The charge. The Court in Manizales asked for the warrant. During the 60s in Colombia, soldiers
and ex foreign soldiers signed many contracts with the now disappeared Medellín
Cartel, run by the infamous drug trafficker Pablo Escobar. These people were recruited
as mercenaries for the illegal squads, formed to run the drug trafficking and
to handle with the left wing guerrilla warfare. The investigation is based precisely
on these contracts. A particular reference is made to the United Self-Defense
Forces of Colombia, the best organized and biggest extreme right organization
in the country, accused of murders, tortures and forced evacuations.

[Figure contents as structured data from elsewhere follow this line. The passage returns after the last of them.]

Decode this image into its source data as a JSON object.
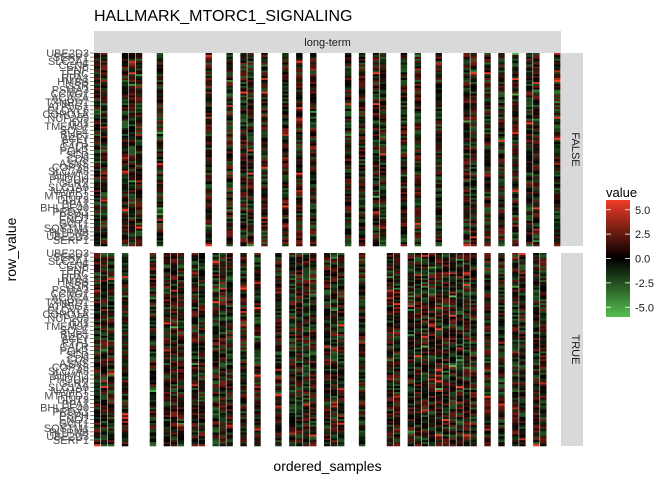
{
  "chart_data": {
    "type": "heatmap",
    "title": "HALLMARK_MTORC1_SIGNALING",
    "xlabel": "ordered_samples",
    "ylabel": "row_value",
    "column_facet": "long-term",
    "row_facets": [
      "FALSE",
      "TRUE"
    ],
    "legend": {
      "title": "value",
      "ticks": [
        "5.0",
        "2.5",
        "0.0",
        "-2.5",
        "-5.0"
      ],
      "tick_values": [
        5.0,
        2.5,
        0.0,
        -2.5,
        -5.0
      ],
      "range": [
        -6.0,
        6.0
      ],
      "colors": {
        "high": "#f03c28",
        "mid": "#000000",
        "low": "#55c050"
      },
      "placement": "right"
    },
    "y_tick_labels": [
      "UBE2D3",
      "SERP1",
      "SLC2A1",
      "CCNF",
      "PNP",
      "TFRC",
      "RPA1",
      "HMBS",
      "GSR",
      "PSMA3",
      "CCNG1",
      "ACACA",
      "TXNRD1",
      "ATP5G1",
      "ELOVL6",
      "CORO1A",
      "NUP205",
      "IDI1",
      "TMEM97",
      "SQLE",
      "BUB1",
      "ACLY",
      "ETF1",
      "CALR",
      "PGK1",
      "SCD",
      "CD9",
      "ASNS",
      "COPS5",
      "SLC7A5",
      "SHMT2",
      "PHGDH",
      "GLRX",
      "SLC1A5",
      "NAMPT",
      "MTHFD2",
      "DDIT3",
      "PPA1",
      "BHLHE40",
      "PRDX1",
      "PSPH",
      "ENO1",
      "GOT1",
      "SQSTM1",
      "PITPNB",
      "UBE2D3",
      "SERP1"
    ],
    "heatmap_note": "~40 sample columns in ordered order, split into FALSE/TRUE panels; cell values range approx -6 to 6",
    "false_panel_filled_columns": [
      0,
      1,
      4,
      5,
      6,
      9,
      16,
      19,
      21,
      22,
      24,
      27,
      29,
      31,
      36,
      38,
      40,
      41,
      44,
      46,
      49,
      53,
      54,
      56,
      58,
      60,
      62,
      63,
      66
    ],
    "true_panel_filled_columns": [
      0,
      1,
      2,
      4,
      8,
      10,
      11,
      12,
      14,
      15,
      17,
      18,
      19,
      21,
      23,
      26,
      28,
      29,
      30,
      31,
      33,
      34,
      35,
      38,
      42,
      43,
      45,
      46,
      47,
      48,
      49,
      50,
      51,
      52,
      53,
      54,
      56,
      58,
      60,
      61,
      63,
      64
    ]
  }
}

The Confession. One of the accused did not reject the charges against him. Yar Klein, a former
colonel of Israeli army, admitted he trained extremist reactionary squads to fight
against Colombian revolutionary armed forces and the army for National Liberation
Army but denied he has ever worked for drug cartels. He made this admission during
a talk at the network Caracol and Klein, previously sentenced in Tel Aviv for
gun traffic with illegal Colombian groups, made clear that ‘They were not trained
to kill, just to defend themselves’.
Who are the paramilitaries? Although the majority of the members of the United Self-Defense Forces of Colombia
are taking part in the desmantling plan as the president Alvaro Uribe required
with the Justice and Peace law, the organization is still alive, prevailing upon
any drug cartel or any local boss. The AUC has become very powerful organization,
touching with its tentacles every one of the three powers. Paramilitarism is involved
in the legislative, in the executive and the judiciary, rigging laws, decisions
and trials. In the last months there was a scandal in this ‘para-politics’, that
filled the prisons with MPs, administrators and secret agents who worked with
the paramilitary groups and that brought to light the names of multinationals
who financed the illegal squads. This series of scandals is bringing Colombians’

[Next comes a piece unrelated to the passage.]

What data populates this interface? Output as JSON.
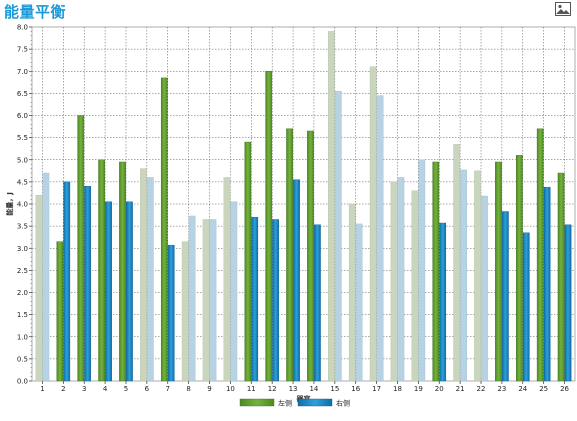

trust in the government down to the historical minimum.
The tip of the iceberg. Six MPs members of the majority party have been convicted of creation of paramilitary
groups, drug trade and murder together with Jorge Noguera, former director of
DAS (the secret police of the government) and consul of Milan. He is accused of
being responsible for murders of many social activists, of election fraud (when
he was regional director of the first presidential campaing of the president),
of money laundering in drug traffic and to maintain relations with some of the
most powerful paramilitary bosses in the Caribbean coast. President Uribe has
already lost his reputation for Noguera: ‘I do trust him’, he said in November
in his defence. The news that six mayor of an oil-rich region and farmers have
been arrested because they supported paramilitary bosses spreaded yesterday. But
this seems to be only the tip of the iceberg and new suspects come up every day.